La 3e armée fut avisée de ce renfort d'une division et elle reçut l'ordre de se diriger sur Troyes-Vendeuvre pour être à même, suivant les circonstances, ou de soutenir les 2e et 1re armées par une action éventuelle en direction ouest comportant la traversée de la Seine, ou de prendre part à la lutte de l'aile gauche allemande, en direction du sud ou du sud-est.

Les 4e et 5e armées devaient, par une marche ininterrompue vers le sud-est, ouvrir le passage de la haute Moselle aux 6e et 7e armées.

Très heureux d'apprendre l'arrivée d'une division de cavalerie dont j'avais jusqu'ici regretté amèrement l'absence, j'envoyai immédiatement un radio au 1er C. C. et, faute de réponse, ;je m'adressai ensuite au Q. G. A2. Le silence du 1er C. C. me faisait craindre de ne pas recevoir immédiatement la division de cavalerie ; cette crainte devait malheureusement se confirmer, car le Q. G. A2. me fit connaître très tard., le 6 septembre à 9 heures 46 du soir - sans doute par suite d'une panne d'auto - que la cavalerie était encore engagée dans un combat à l'aile droite de la 2e armée.

Ayant l'impression que cette division de cavalerie allait faire défaut, je me posai le 6 septembre au matin la question de savoir si la 3e armée pourrait réellement faire face à la mission qu'elle avait reçue.

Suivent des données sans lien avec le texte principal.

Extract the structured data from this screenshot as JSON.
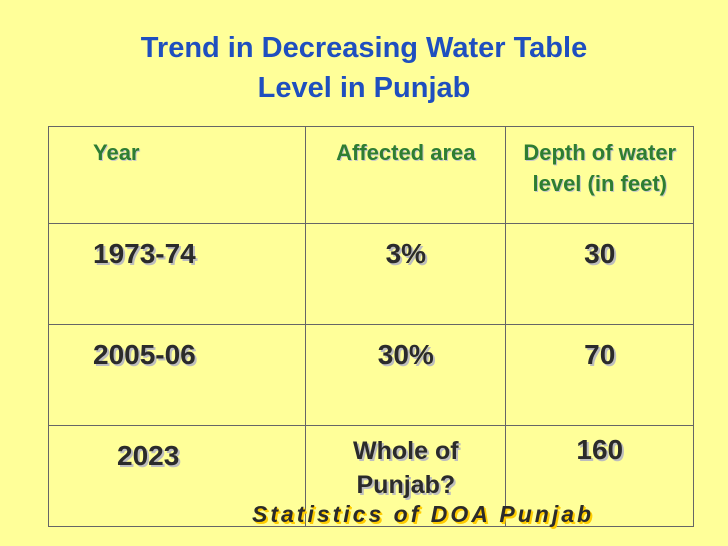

La zone d'opérations qui lui était affectée entre les 2e et 4e armées avait une largeur de :

45 kilm. sur le front : Fère-Champenoise-Vitry-le-François.

80 kilm. sur le front : Romilly-Arcis-sur-Aube-Montierender.

C'était beaucoup. Cette seule considération permettait d'entrevoir les difficultés auxquelles allait se heurter la 3e armée dans sa marche en avant. On avait particulièrement à redouter, sur l'Aube, des détachements de francs-tireurs organisés par les autorités, et une population fanatique. Bien que dans ces circonstances on pût craindre que les effectifs de la 3e armée, même augmentée de la division de cavalerie, ne fussent pas suffisants, ,j'espérais cependant me rendre maître de la situation dès que, par une avance vers le sud-ouest, j'aurais réduit mon front à 30 kilm. entre Troyes et Vendeuvre et que la Seine, entre Troyes et Romilly, m'offrirait encore un appui sérieux. Au surplus, je croyais pouvoir admettre, en me reportant au paragraphe des Instructions du G. Q. G. du 5 septembre concernant la 3e armée, que l'emploi de cette armée en direction ouest ou en direction sud et sud-est serait directement réglé par le G. Q. G. et ne dépendrait pas de nouveau de conférences avec les armées voisines.

 

L'ordre d'armée donné le 5 septembre à 6 h. 45 du soir répondait pleinement au radio du G. Q. G. reçu à 10 h. du soir, ainsi qu'aux directives arrivées du G. Q. G. le 6 septembre au matin. Conformément à cet ordre, la marche de l'armée fut reprise le 6 en direction du sud, dans l'hypothèse que l'on n'aurait affaire qu'à des arrière-gardes de l'ennemi. Le corps de la Garde, à l'aile gauche de la 2e armée, marchait en même temps de Vertus sur Fère-Champenoise. L'armée à notre gauche (la 4e) se trouvait au nord de Vitry-le-François et à l'est de la Marne, (Dans le texte l'auteur écrit : " Östlich der Maas ". Il y a erreur évidente. Il s'agit de la Marne cet non de la Meuse (Note du traducteur)) avec des éléments (VIIIe C. A.) à l'ouest de la rivière. Ainsi appuyée à droite et à gauche, la 3e armée comptait atteindre :

Le 6 septembre avec : la 23e D. R. Villeneuve.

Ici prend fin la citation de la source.